Focus on AGS: AGS to add two interactive studios as omnichannel interest intensifies

Friday, October 24, 2025 8:00 AM
  • United States
  • Mark Gruetze, CDC Gaming

AGS will open two more interactive game studios to support the rapidly growing demand for the company’s burgeoning omnichannel slot offerings.

The company’s existing interactive studio has helped to nearly triple AGS’s interactive business, Zoe Ebling, vice president of interactive, said. “We will now have content from three interactive studios, and that plays into a lot more omnichannel offerings. We’ve been strategic about where we’ve placed these studios and how we do land-based development, so we’re scaling the interactive business to meet the demands we’ve created.”

With the additions, AGS will have 10 game studios around the world.

Ebling said the demarcation between online and in-person slot play has faded since the introduction of online gaming in the United States. “People want to move from one to the other,” she said. “When you’re able to have someone play on multiple channels, their lifetime values skyrockets. That’s what we want to expand.”

One way to encourage the crossover is by having “activation” events that appeal to both in-person and online players. She cited a recent event with BetMGM with Rakin’ Bacon Jackpot Bonus Wheel and Rakin’ Bacon Jackpot Bonus Board, which are available online and on land.

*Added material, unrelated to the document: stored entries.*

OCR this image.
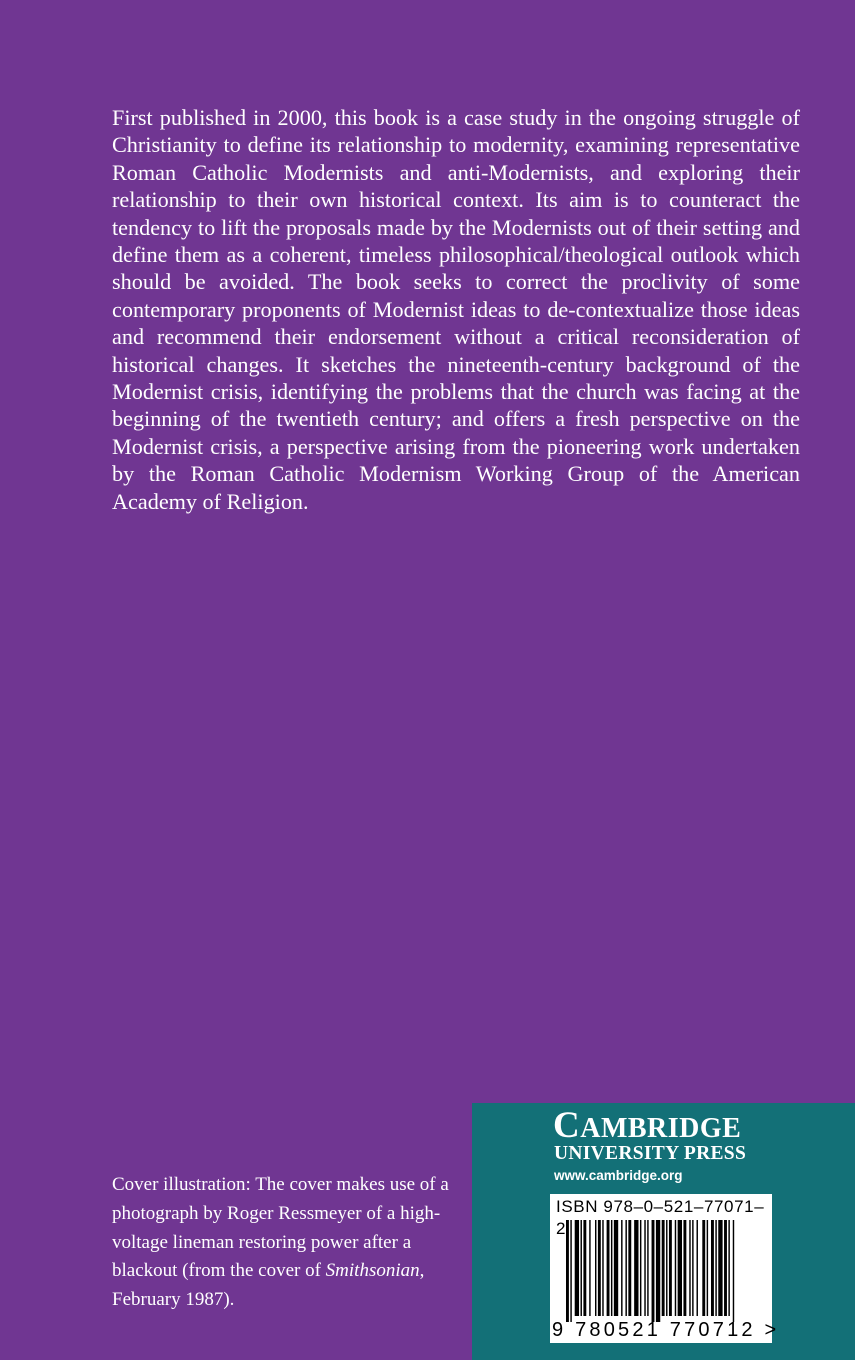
First published in 2000, this book is a case study in the ongoing struggle of Christianity to define its relationship to modernity, examining representative Roman Catholic Modernists and anti-Modernists, and exploring their relationship to their own historical context. Its aim is to counteract the tendency to lift the proposals made by the Modernists out of their setting and define them as a coherent, timeless philosophical/theological outlook which should be avoided. The book seeks to correct the proclivity of some contemporary proponents of Modernist ideas to de-contextualize those ideas and recommend their endorsement without a critical reconsideration of historical changes. It sketches the nineteenth-century background of the Modernist crisis, identifying the problems that the church was facing at the beginning of the twentieth century; and offers a fresh perspective on the Modernist crisis, a perspective arising from the pioneering work undertaken by the Roman Catholic Modernism Working Group of the American Academy of Religion.

Cover illustration: The cover makes use of a photograph by Roger Ressmeyer of a high-voltage lineman restoring power after a blackout (from the cover of Smithsonian, February 1987).

CAMBRIDGE

UNIVERSITY PRESS

www.cambridge.org

ISBN 978–0–521–77071–2

9 780521 770712 >
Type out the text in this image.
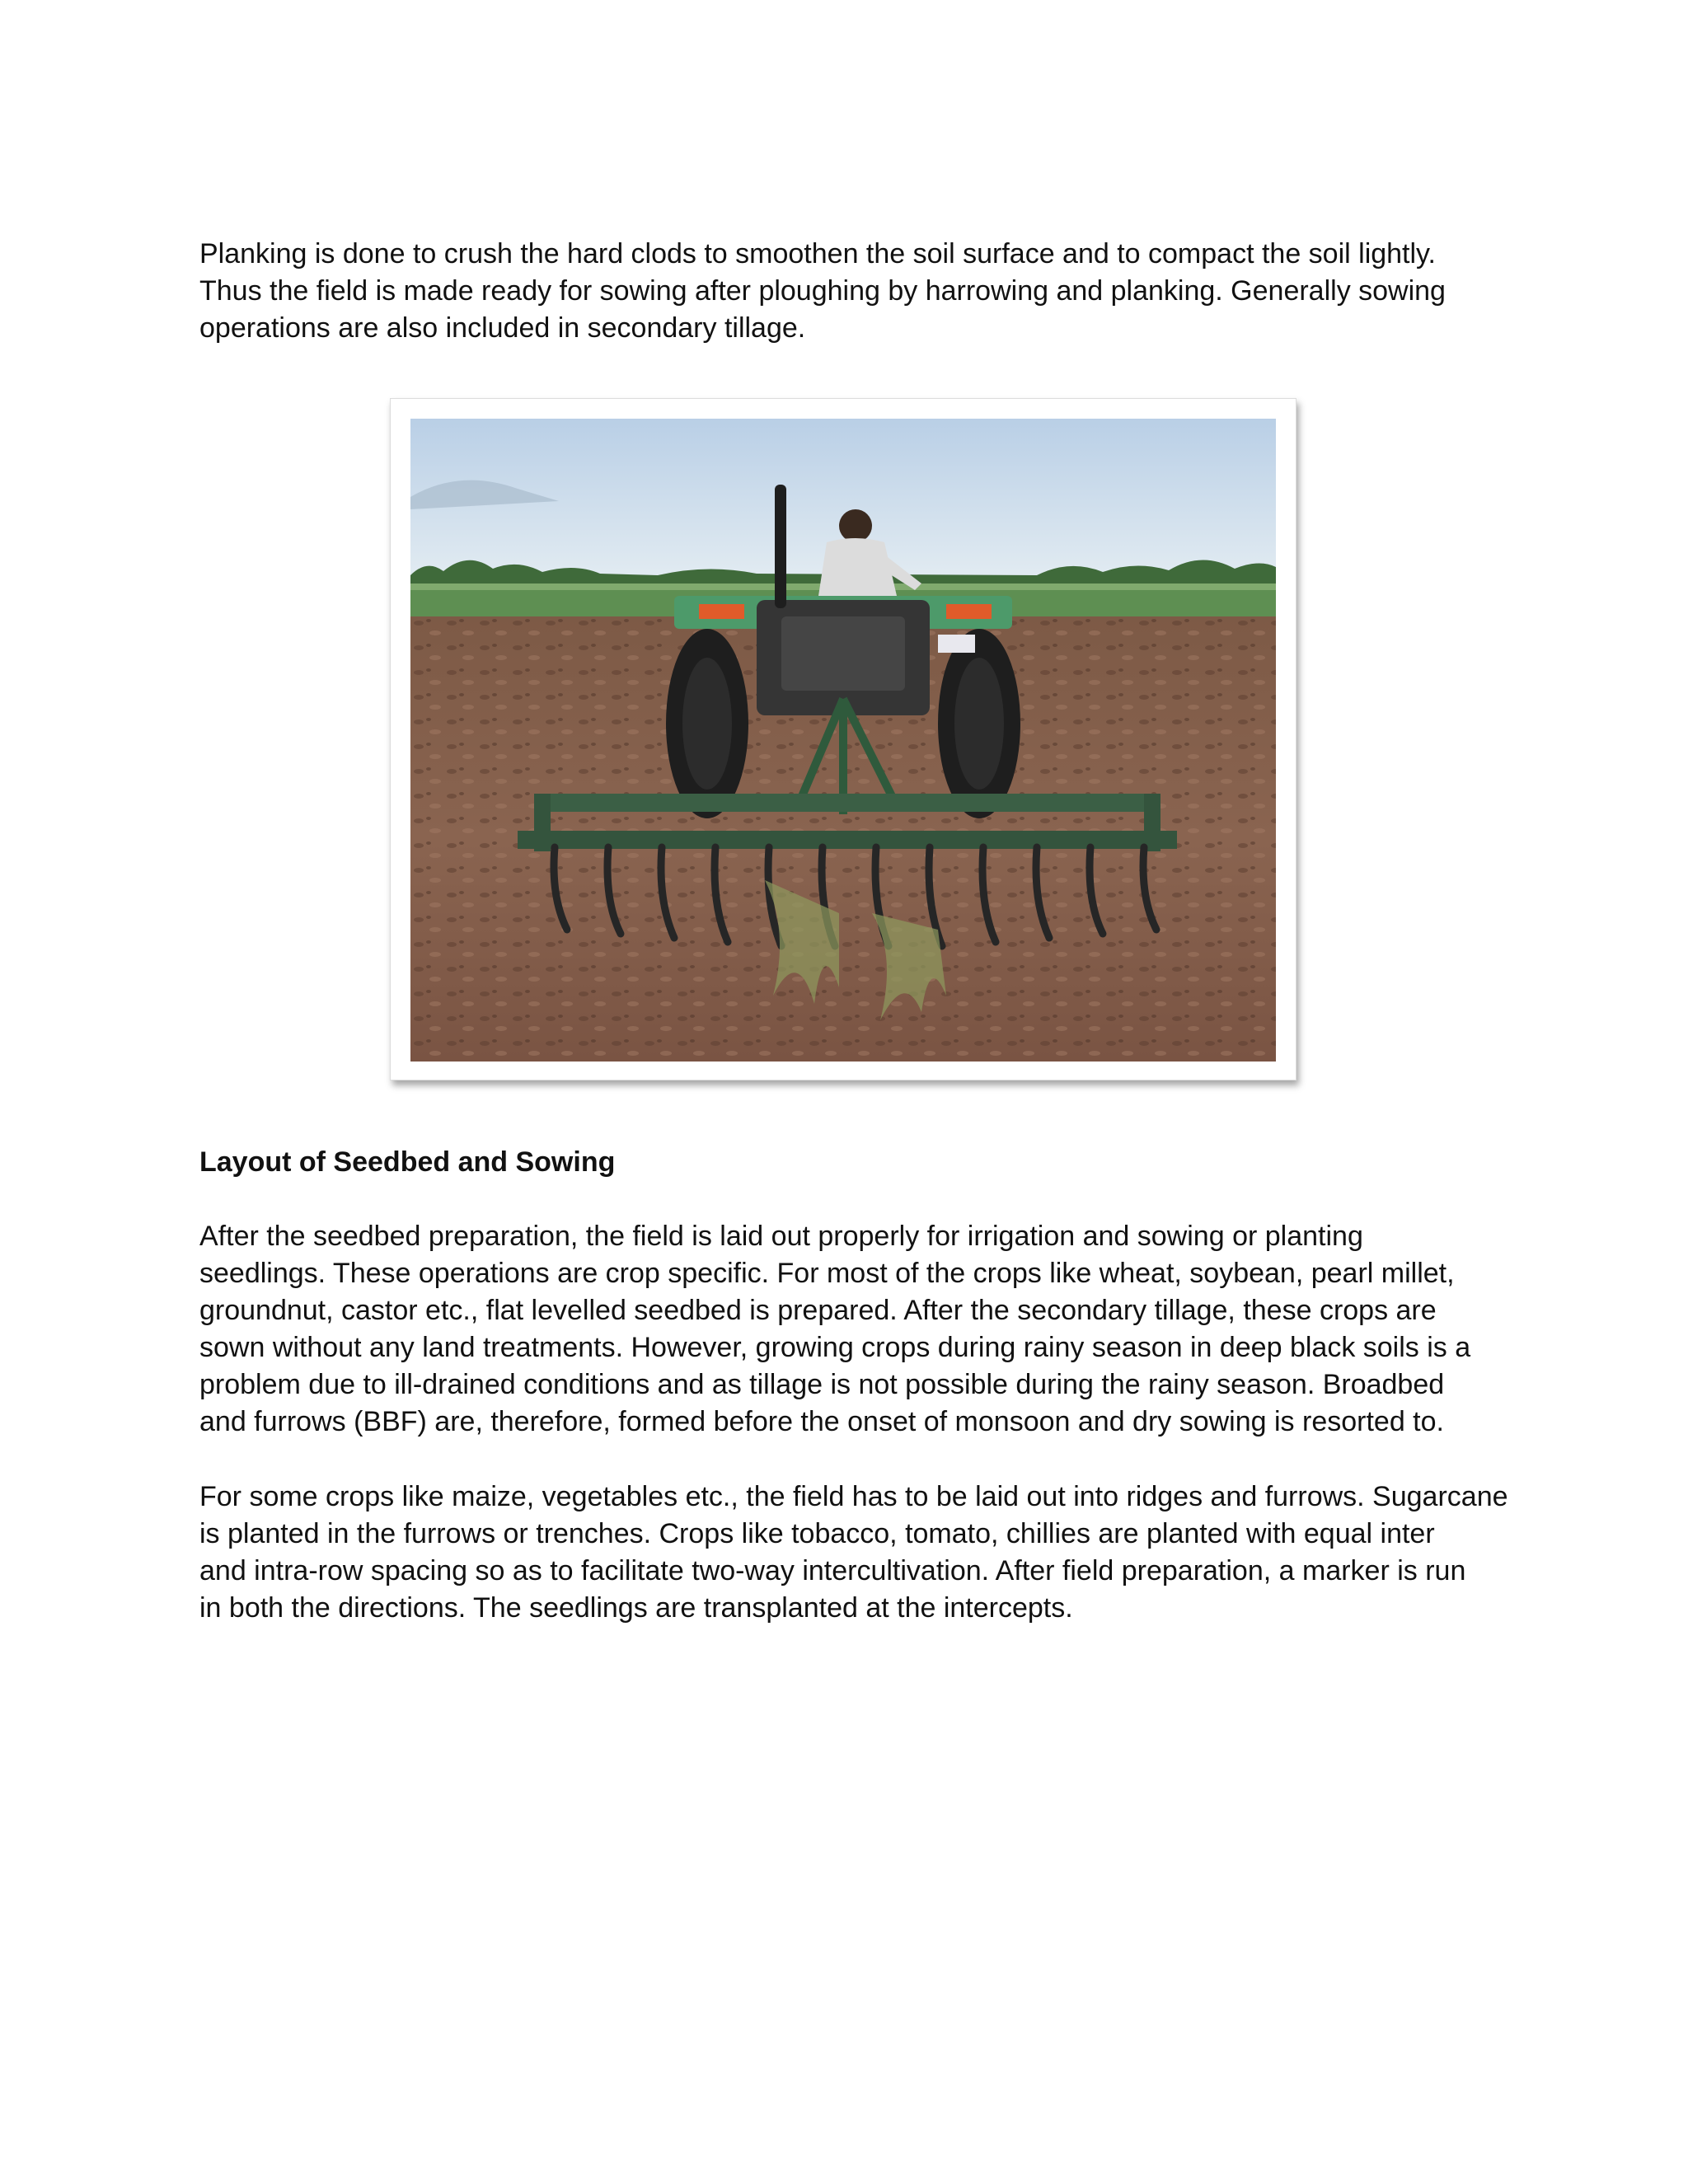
Planking is done to crush the hard clods to smoothen the soil surface and to compact the soil lightly.
Thus the field is made ready for sowing after ploughing by harrowing and planking. Generally sowing
operations are also included in secondary tillage.

Layout of Seedbed and Sowing

After the seedbed preparation, the field is laid out properly for irrigation and sowing or planting
seedlings. These operations are crop specific. For most of the crops like wheat, soybean, pearl millet,
groundnut, castor etc., flat levelled seedbed is prepared. After the secondary tillage, these crops are
sown without any land treatments. However, growing crops during rainy season in deep black soils is a
problem due to ill-drained conditions and as tillage is not possible during the rainy season. Broadbed
and furrows (BBF) are, therefore, formed before the onset of monsoon and dry sowing is resorted to.

For some crops like maize, vegetables etc., the field has to be laid out into ridges and furrows. Sugarcane
is planted in the furrows or trenches. Crops like tobacco, tomato, chillies are planted with equal inter
and intra-row spacing so as to facilitate two-way intercultivation. After field preparation, a marker is run
in both the directions. The seedlings are transplanted at the intercepts.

“We curate an experience where we bring online customers into the casino. Maybe you attract casino people, and tell them about online. There’s a lot of ways you could move people in and out, but what you need is something that ignites that. We’ve found a lot of success in these experiences.”

She noted that gaming is not the only industry finding ways to help customers bridge the gap between online and retail operations. Target and Walmart, for example, offer the option of buying online and picking up at the store or buying in-store and having it shipped to the buyer’s home. Fast-food operator Carl’s Jr. did a pop-up nightclub event using influencers to draw people in and then served Carl’s Jr. hamburgers to all. Last year, Atlantis Paradise Island in the Bahamas celebrated the 65th birthday of the Barbie doll, with a mammoth ball pit and photo opportunities in oversize Barbie boxes.

“As we move further and further into a digital space, physical things are going to become more and more valuable,” Ebling said. “We see these intersections of digital and physical occurring, not just in our space, but in other spaces, so we know this area of convergence is really valuable.”

AGS has found success with events that have a non-gaming theme. She pointed to the company’s Hawaiian-themed “Aloha Alberta” events held simultaneously across 30 properties in Alberta, Canada, celebrating the Rakin’ Bacon family of slots. “We had product on both sides, but we applied this really fun theme. It’s about making sure it grabs peoples’ attention,” Ebling said. In this case, casinos had staff members throughout the casinos wearing leis, flowers, or other paraphernalia to spotlight the event.

“Instead of just having digital marketing and maybe something on the floor, we had a team of people that were working together,” Ebling said. “When we can engage a property and really get everybody working toward the same vision and goal, we see better success.”

Several online operators prefer being the exclusive provider of a particular slot title or line as part of their overall player-retention strategy. “We have so much that we can carve out so one customer can have this game family and another can have that game family,” Ebling said. “We try to have that something special be relevant to what their business is, so we also feed into what the operators want.”

AGS Interactive is active in the United States, Canada, Latin America, and several European countries, including the United Kingdom, Italy, and Romania.

While many users and retailers have become accustomed to functioning easily in both online and land-based settings, Ebling said the gaming industry as a whole is not there yet. “It’s still so fragmented,” she said. “But we know we have to have offerings that are seamless, that are frictionless. That’s where we’re going.”

Mark Gruetze is a veteran journalist from suburban Pittsburgh who covers casino gaming issues and personalities.